Biological complexity: ion channel complexity (Introduction)

by David Turell , Friday, October 13, 2017, 23:24 (2386 days ago) @ David Turell

All mammalian cells have this channel to conduct ions properly:

https://phys.org/news/2017-10-d-atomic-trpml1-ion-channel.html

"'Functioning ion channels are needed for the proper movement of electrically charged particles - ions - in and out of cells and organelles to run cellular processes," said Dr. Youxing Jiang, Professor of Physiology and Biophysics, an Investigator in the Howard Hughes Medical Institute (HHMI), and co-corresponding author of the study.

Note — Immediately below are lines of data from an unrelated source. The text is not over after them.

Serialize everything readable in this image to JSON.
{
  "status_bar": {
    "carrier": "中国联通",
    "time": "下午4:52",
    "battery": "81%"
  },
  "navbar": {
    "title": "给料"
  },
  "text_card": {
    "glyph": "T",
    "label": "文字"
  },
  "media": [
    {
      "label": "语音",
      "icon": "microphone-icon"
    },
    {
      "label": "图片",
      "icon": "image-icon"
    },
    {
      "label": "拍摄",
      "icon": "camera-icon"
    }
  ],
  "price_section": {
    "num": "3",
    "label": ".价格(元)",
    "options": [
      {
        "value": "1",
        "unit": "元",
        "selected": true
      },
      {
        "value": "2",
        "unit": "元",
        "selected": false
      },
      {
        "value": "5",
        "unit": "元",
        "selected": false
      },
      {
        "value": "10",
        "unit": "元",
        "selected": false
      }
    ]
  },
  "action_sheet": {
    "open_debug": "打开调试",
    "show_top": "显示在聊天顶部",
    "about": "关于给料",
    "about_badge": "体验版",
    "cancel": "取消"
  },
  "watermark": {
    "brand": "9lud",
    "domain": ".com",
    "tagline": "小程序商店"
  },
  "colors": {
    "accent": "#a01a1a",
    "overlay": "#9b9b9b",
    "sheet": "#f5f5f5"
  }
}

"The TRPML1 channel, which regulates the flow of calcium ions, is found in every mammal. The channel sits in the membrane of organelles inside cells called lysosomes, which contain enzymes that aid in cellular recycling by breaking down large molecules."

The original article abstract:

http://www.nature.com/nature/journal/vaop/ncurrent/full/nature24035.html?foxtrotcallbac...

"Transient receptor potential mucolipin (TRPML1) is a cation channel located within endosomal and lysosomal membranes. Ubiquitously expressed in mammalian cells1, its loss-of-function mutations are the direct cause of type IV mucolipidosis, an autosomal recessive lysosomal storage disease3. Here we present the single-particle electron cryo-microscopy structure of the mouse TRPML1 channel embedded in nanodiscs. Combined with mutagenesis analysis, the TRPML1 structure reveals that phosphatidylinositol-3,5-bisphosphate (PtdIns(3,5)P2) binds to the N terminus of the channel—distal from the pore—and the helix–turn–helix extension between segments S2 and S3 probably couples ligand binding to pore opening. The tightly packed selectivity filter contains multiple ion-binding sites, and the conserved acidic residues form the luminal Ca2+-blocking site that confers luminal pH and Ca2+ modulation on channel conductance. A luminal linker domain forms a fenestrated canopy atop the channel, providing several luminal ion passages to the pore and creating a negative electrostatic trap, with a preference for divalent cations, at the luminal entrance. The structure also reveals two equally distributed S4–S5 linker conformations in the closed channel, suggesting an S4–S5 linker-mediated PtdInsP2 gating mechanism among TRPML channels."

Comment: Be sure to look at the links to see how highly complex this controlling pore has to be. Certainly not by chance. Design required.